Emma Straub’s Other People We Married

Emma Straub is best known for her novels, but I came to her by way of this short story collection, as is my preference with new-to-me authors that I’ve discovered by chance as much as anything. She seems to have received the most attention for her novels -in interviews, this collection is treated more like a footnote than a full-fleshed part of her body of work. Regardless, I enjoyed it. I had some concerns, do to the way some of her books seem to be marketed, that the book would be a bit fluffy. Fortunately, this is not the case.

The “literary” label is a frustrating one. How does one define literary fiction? Is it “moral” in the John Gardner sense, or an existential striving? Is it defined by its removal from sparkling vampires, mommy-porn BDSM Lite, swords and sorcery, or spaceships?
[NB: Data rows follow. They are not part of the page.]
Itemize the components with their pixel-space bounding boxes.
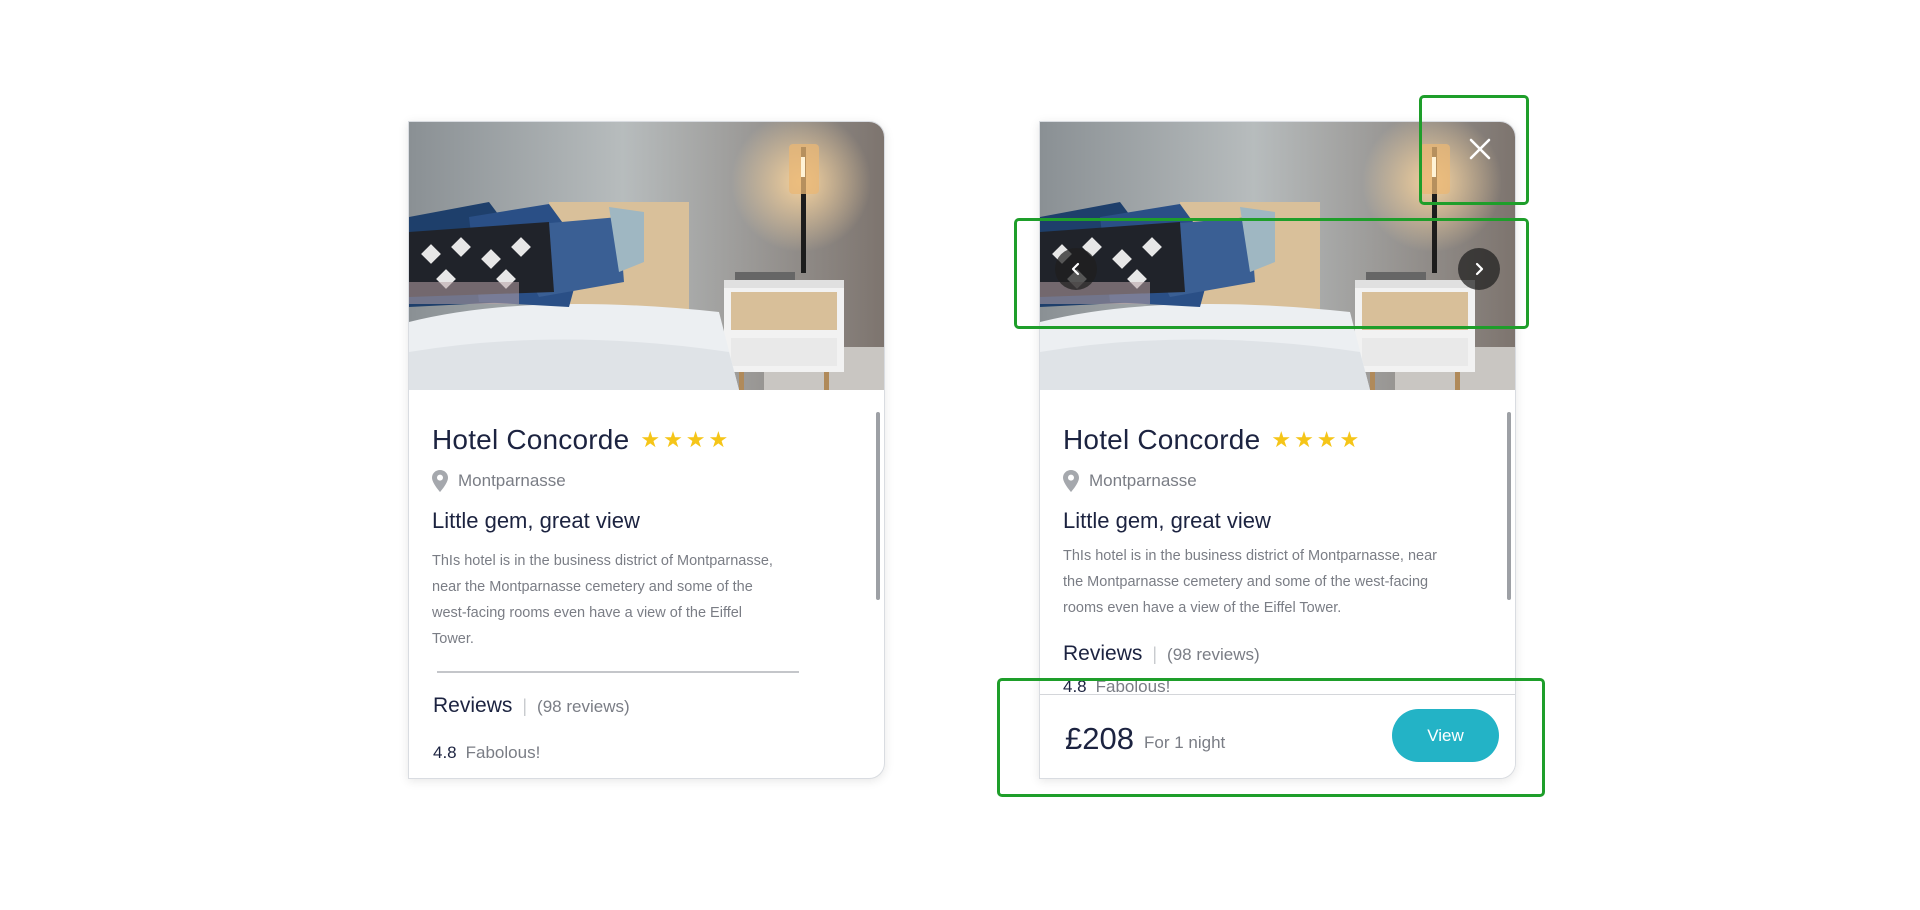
- chevron-right-icon: [1475, 262, 1484, 276]
- description-line: west-facing rooms even have a view of th…: [432, 605, 743, 621]
- description-line: ThIs hotel is in the business district o…: [432, 553, 773, 569]
- hotel-name: Hotel Concorde: [1063, 424, 1261, 455]
- chevron-left-icon: [1071, 262, 1080, 276]
- rating-score: 4.8: [433, 743, 457, 762]
- hotel-description: ThIs hotel is in the business district o…: [432, 548, 773, 652]
- star-rating: ★★★★: [640, 427, 732, 452]
- title-row: Hotel Concorde ★★★★: [432, 424, 731, 456]
- reviews-row[interactable]: Reviews | (98 reviews): [1063, 642, 1260, 666]
- location-label: Montparnasse: [458, 471, 566, 490]
- reviews-label: Reviews: [433, 694, 513, 717]
- price-note: For 1 night: [1144, 733, 1226, 752]
- description-line: ThIs hotel is in the business district o…: [1063, 548, 1437, 564]
- reviews-count: (98 reviews): [537, 697, 630, 716]
- description-line: rooms even have a view of the Eiffel Tow…: [1063, 600, 1342, 616]
- location-row: Montparnasse: [1063, 470, 1197, 492]
- review-headline: Little gem, great view: [1063, 508, 1271, 533]
- reviews-label: Reviews: [1063, 642, 1143, 665]
- view-button[interactable]: View: [1392, 709, 1499, 762]
- description-line: Tower.: [432, 631, 474, 647]
- scrollbar[interactable]: [1507, 412, 1511, 600]
- location-label: Montparnasse: [1089, 471, 1197, 490]
- map-pin-icon: [432, 470, 448, 492]
- hotel-photo: [1040, 122, 1515, 390]
- description-line: near the Montparnasse cemetery and some …: [432, 579, 753, 595]
- star-rating: ★★★★: [1271, 427, 1363, 452]
- hotel-name: Hotel Concorde: [432, 424, 630, 455]
- hotel-card[interactable]: Hotel Concorde ★★★★ Montparnasse Little …: [408, 121, 885, 779]
- scrollbar[interactable]: [876, 412, 880, 600]
- close-icon[interactable]: [1467, 136, 1493, 162]
- map-pin-icon: [1063, 470, 1079, 492]
- location-row: Montparnasse: [432, 470, 566, 492]
- price: £208: [1065, 721, 1134, 756]
- separator: |: [522, 696, 528, 716]
- description-line: the Montparnasse cemetery and some of th…: [1063, 574, 1429, 590]
- booking-footer: £208 For 1 night View: [1040, 694, 1515, 778]
- hotel-card-expanded[interactable]: Hotel Concorde ★★★★ Montparnasse Little …: [1039, 121, 1516, 779]
- reviews-count: (98 reviews): [1167, 645, 1260, 664]
- next-photo-button[interactable]: [1458, 248, 1500, 290]
- rating-text: Fabolous!: [465, 743, 541, 762]
- separator: |: [1152, 644, 1158, 664]
- title-row: Hotel Concorde ★★★★: [1063, 424, 1362, 456]
- rating-row: 4.8 Fabolous!: [433, 743, 540, 763]
- hotel-photo: [409, 122, 884, 390]
- hotel-description: ThIs hotel is in the business district o…: [1063, 543, 1437, 621]
- divider: [437, 671, 799, 673]
- reviews-row[interactable]: Reviews | (98 reviews): [433, 694, 630, 718]
- review-headline: Little gem, great view: [432, 508, 640, 533]
- previous-photo-button[interactable]: [1055, 248, 1097, 290]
I’d like to think it’s a qualitative determination based on the prose itself, but there’s some bad writing that is proclaimed “literary”. I think, unfortunately, it has more to do with the kinds of publishing imprints that take on a piece and the way it’s marketed than anything else. Thus, the definition becomes rather literally useless.
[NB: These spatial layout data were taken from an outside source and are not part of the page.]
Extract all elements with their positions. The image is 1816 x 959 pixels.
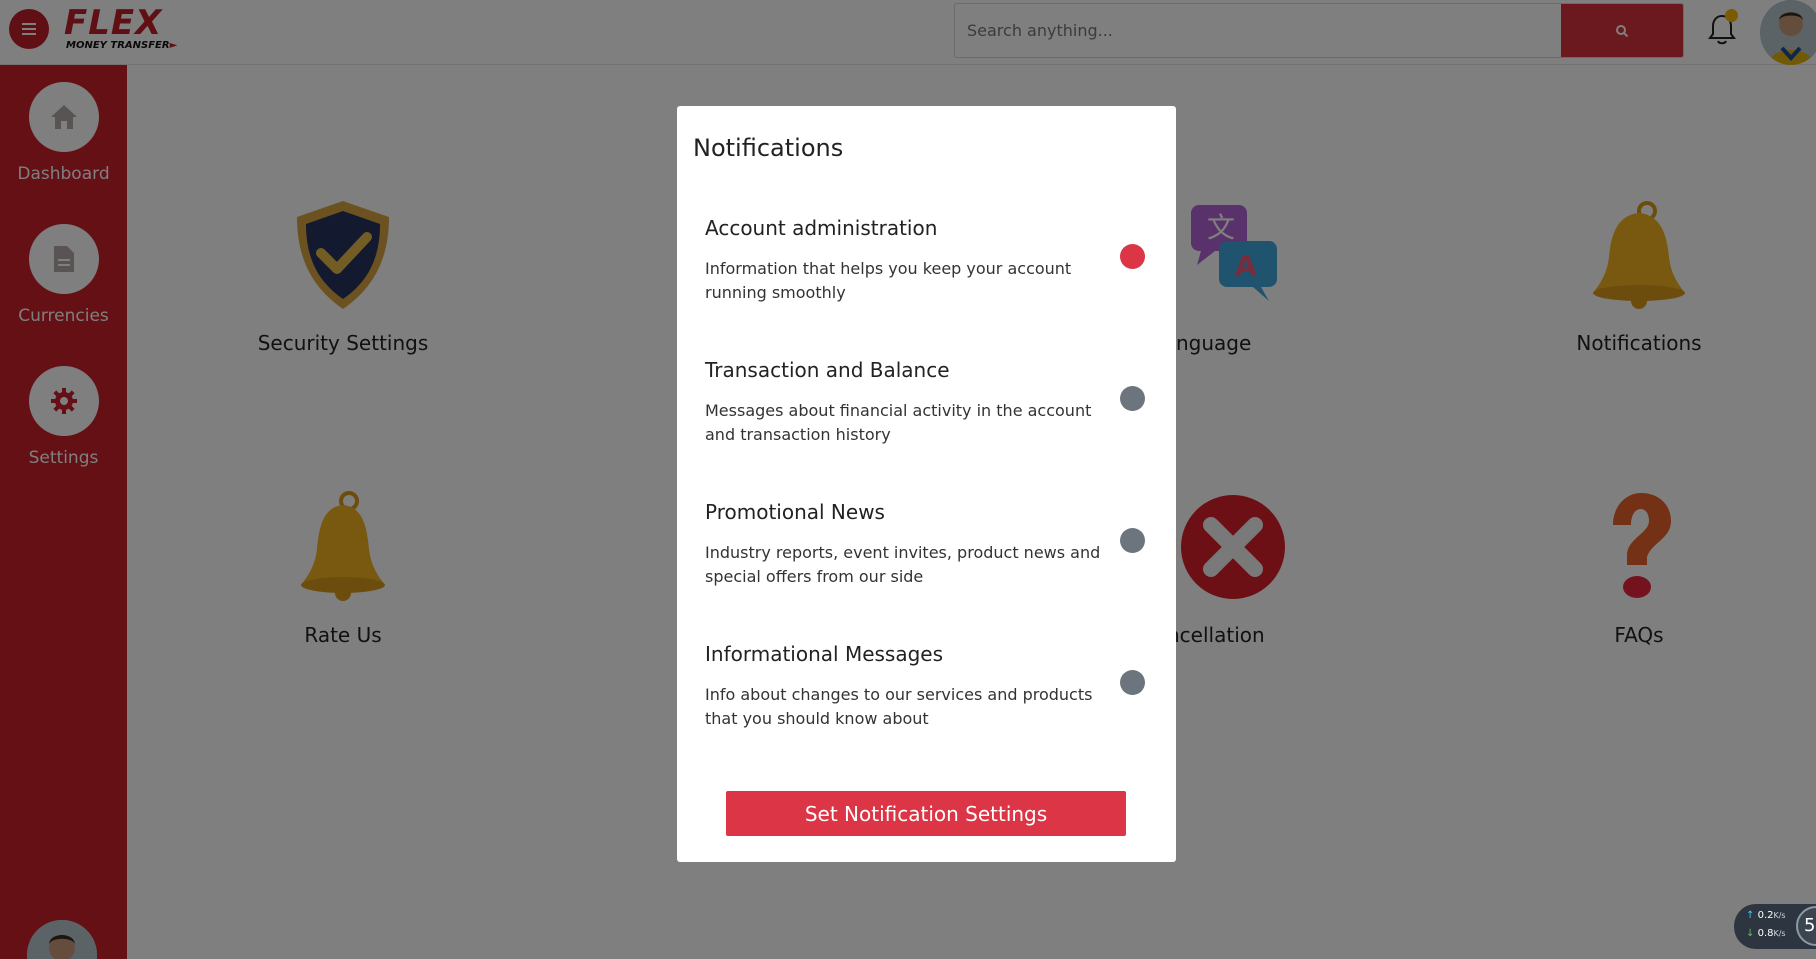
notification-option-description: Info about changes to our services and p… bbox=[705, 685, 1093, 728]
set-notification-settings-button[interactable]: Set Notification Settings bbox=[726, 791, 1126, 836]
notification-option-informational-messages: Informational Messages Info about change… bbox=[705, 642, 1145, 731]
network-speed-widget[interactable]: ↑ 0.2K/s ↓ 0.8K/s 5 bbox=[1734, 904, 1816, 949]
notification-toggle-disabled[interactable] bbox=[1120, 386, 1145, 411]
upload-speed: 0.2 bbox=[1757, 910, 1774, 921]
modal-title: Notifications bbox=[693, 134, 844, 162]
notification-option-title: Transaction and Balance bbox=[705, 358, 950, 382]
notification-option-description: Information that helps you keep your acc… bbox=[705, 259, 1072, 302]
notification-option-title: Promotional News bbox=[705, 500, 885, 524]
notification-toggle-enabled[interactable] bbox=[1120, 244, 1145, 269]
notification-option-description: Messages about financial activity in the… bbox=[705, 401, 1092, 444]
notification-option-description: Industry reports, event invites, product… bbox=[705, 543, 1101, 586]
notifications-modal: Notifications Account administration Inf… bbox=[677, 106, 1176, 862]
notification-option-account-administration: Account administration Information that … bbox=[705, 216, 1145, 305]
upload-arrow-icon: ↑ bbox=[1746, 910, 1755, 921]
download-speed: 0.8 bbox=[1757, 928, 1774, 939]
speed-unit: K/s bbox=[1773, 929, 1786, 938]
widget-ring: 5 bbox=[1796, 906, 1816, 946]
notification-option-title: Informational Messages bbox=[705, 642, 944, 666]
notification-option-title: Account administration bbox=[705, 216, 938, 240]
notification-toggle-disabled[interactable] bbox=[1120, 670, 1145, 695]
speed-unit: K/s bbox=[1773, 911, 1786, 920]
notification-option-transaction-balance: Transaction and Balance Messages about f… bbox=[705, 358, 1145, 447]
notification-option-promotional-news: Promotional News Industry reports, event… bbox=[705, 500, 1145, 589]
download-arrow-icon: ↓ bbox=[1746, 928, 1755, 939]
notification-toggle-disabled[interactable] bbox=[1120, 528, 1145, 553]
Bringing things back to Straub, her stories are defined by very good sentence-level writing, compelling characters with interesting thoughts expressed well. The stories are ordinary and focus on human interaction, on documenting it and making sense of it. It’s a good read -nothing that’s a revelation, just good writing. But I feel like I don’t have much to say about it beyond “it’s good, I guess”. There’s nothing that transcends. Straub is a very good writer, but I’m not finding myself especially engaged with this particular work.

Recommendation: Give it a shot, or at least pick one or two stories and see what you think.